On September 11, 2013, Kashagan finally began production after 12 years of ramp up. The project had to be shut down, however, after only four weeks due to extensive pipeline leakage exacerbated by high levels hydrogen sulfide corroding the steel pipeline. The pipeline must be rebuilt with nickel steel. Restart of production could begin in late 2016 or early 2017.
Original cost estimates for Kashagan were approximately US$10 billion. Estimates of the actual cost of Kashagan – so far – range widely and reach as high as US$116 billion.

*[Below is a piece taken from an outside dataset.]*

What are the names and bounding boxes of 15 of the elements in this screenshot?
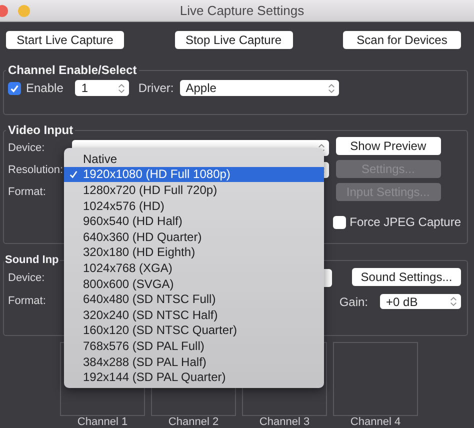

The Yamal MegaProject is designed to bring Russia’s Arctic sources natural gas to market from the resource-rich Yamal Peninsula of Northern Russia. Bovanenkovo field is the largest gas field of dozens on the Yamal Peninsula and the Arctic’s largest LNG project, with potential production of 4.9 trillion cubic meters of gas (115 billion meters annually by 2017). This would be equal to approximately one-sixth of all Russian natural gas production in recent years. Developers built an airport, a harbor, and the 355 mile Obskaya –Bovanenkovo railroad to support the project. For the railroad to cross the floodplain of the Yuribey River, engineers constructed the world’s longest and unparalleled bridge of 3.9 kilometers long, beyond the Polar Circle.
This project could satisfy the increasing gas demand in Russia and is a key factor for the development of the Yamal Peninsula, which could outpace production from the established fields of the Nadym-Pur-Taz region.

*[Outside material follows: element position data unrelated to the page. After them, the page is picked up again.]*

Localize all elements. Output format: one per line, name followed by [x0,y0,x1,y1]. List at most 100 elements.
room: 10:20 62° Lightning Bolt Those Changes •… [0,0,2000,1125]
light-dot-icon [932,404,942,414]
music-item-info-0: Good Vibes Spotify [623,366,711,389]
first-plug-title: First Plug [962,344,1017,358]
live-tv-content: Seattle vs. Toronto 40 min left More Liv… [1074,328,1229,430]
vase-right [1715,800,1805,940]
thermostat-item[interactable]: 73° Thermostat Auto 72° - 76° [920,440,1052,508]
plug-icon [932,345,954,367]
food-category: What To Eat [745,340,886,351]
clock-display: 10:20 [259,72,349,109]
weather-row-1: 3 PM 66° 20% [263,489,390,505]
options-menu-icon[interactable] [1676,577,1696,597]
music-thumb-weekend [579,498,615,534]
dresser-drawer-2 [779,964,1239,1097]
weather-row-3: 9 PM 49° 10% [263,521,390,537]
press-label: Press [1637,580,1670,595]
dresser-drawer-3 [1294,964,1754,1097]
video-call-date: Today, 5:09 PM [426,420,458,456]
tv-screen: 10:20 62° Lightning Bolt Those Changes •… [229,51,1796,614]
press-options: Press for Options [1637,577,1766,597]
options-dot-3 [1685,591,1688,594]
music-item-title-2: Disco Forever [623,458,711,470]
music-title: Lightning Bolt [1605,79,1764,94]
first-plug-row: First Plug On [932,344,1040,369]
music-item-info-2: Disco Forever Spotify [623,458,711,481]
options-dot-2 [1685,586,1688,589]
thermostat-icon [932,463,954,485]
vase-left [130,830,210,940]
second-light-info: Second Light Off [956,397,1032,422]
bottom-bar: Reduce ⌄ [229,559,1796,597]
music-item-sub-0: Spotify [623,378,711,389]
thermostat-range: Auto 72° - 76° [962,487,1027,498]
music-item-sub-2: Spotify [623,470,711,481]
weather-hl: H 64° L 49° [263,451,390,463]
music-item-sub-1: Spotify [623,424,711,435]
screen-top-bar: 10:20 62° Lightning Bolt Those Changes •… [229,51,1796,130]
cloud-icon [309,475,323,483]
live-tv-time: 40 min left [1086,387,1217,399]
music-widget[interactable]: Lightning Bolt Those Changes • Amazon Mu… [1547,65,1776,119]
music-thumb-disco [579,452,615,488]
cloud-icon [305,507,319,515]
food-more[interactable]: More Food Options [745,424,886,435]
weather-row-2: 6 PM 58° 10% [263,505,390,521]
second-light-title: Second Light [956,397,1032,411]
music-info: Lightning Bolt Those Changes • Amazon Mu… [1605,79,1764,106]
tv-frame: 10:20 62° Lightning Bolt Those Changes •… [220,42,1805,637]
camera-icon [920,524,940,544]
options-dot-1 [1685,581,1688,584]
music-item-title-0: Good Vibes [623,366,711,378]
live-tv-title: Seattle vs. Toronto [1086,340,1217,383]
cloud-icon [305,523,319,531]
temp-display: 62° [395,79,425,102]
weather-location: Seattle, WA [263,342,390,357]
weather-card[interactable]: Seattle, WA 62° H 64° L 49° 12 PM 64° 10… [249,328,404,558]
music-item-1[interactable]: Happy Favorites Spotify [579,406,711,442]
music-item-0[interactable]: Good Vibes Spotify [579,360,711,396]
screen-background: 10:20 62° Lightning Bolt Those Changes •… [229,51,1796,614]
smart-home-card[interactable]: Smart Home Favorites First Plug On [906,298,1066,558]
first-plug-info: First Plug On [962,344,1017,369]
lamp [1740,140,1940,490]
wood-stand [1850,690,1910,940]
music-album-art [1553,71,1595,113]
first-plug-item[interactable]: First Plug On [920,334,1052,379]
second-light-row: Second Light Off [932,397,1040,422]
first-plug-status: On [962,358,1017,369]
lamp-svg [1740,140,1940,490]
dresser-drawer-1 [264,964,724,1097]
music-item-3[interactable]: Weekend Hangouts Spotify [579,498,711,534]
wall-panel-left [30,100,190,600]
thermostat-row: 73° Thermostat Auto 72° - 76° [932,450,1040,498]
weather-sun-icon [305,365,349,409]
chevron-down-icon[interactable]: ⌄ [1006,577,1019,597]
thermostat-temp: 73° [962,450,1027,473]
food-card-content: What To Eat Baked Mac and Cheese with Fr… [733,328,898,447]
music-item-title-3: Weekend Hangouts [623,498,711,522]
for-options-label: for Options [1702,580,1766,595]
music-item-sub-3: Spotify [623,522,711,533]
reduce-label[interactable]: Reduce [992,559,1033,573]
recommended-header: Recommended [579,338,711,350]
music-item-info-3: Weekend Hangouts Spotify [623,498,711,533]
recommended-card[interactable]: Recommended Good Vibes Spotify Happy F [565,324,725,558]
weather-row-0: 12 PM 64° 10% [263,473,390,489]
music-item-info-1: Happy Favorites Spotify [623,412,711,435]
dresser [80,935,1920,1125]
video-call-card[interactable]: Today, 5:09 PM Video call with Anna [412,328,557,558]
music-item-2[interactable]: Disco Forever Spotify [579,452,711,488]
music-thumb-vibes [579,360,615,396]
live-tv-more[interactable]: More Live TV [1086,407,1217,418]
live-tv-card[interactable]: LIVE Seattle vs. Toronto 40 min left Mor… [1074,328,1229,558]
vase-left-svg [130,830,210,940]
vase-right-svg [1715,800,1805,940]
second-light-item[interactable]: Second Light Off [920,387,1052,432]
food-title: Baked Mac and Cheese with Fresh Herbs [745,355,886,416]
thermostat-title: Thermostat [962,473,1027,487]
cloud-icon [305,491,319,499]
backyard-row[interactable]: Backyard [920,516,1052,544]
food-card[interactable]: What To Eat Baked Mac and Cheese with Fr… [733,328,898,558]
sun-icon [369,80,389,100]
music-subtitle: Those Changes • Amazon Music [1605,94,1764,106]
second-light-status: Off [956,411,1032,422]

Total S.A., OAO Novatek (Russia’s second largest natural gas producer), and China National Petroleum Corporation are working to develop Yamal. Gazprom began the investment phase of the US$27 billion project in 2006. The first startup complex, built with a comprehensive gas treatment unit (CGTU) with the annual gas capacity of 30 billion cubic meters and 60 wells, commissioned on October 23, 2012. The U.S. sanctions following the Crimea annexation narrowed Yamal’s financing options, but the project is progressing. Commissioning of the first LNG unit, or train, is to begin in 2016 with commercial production in 2017.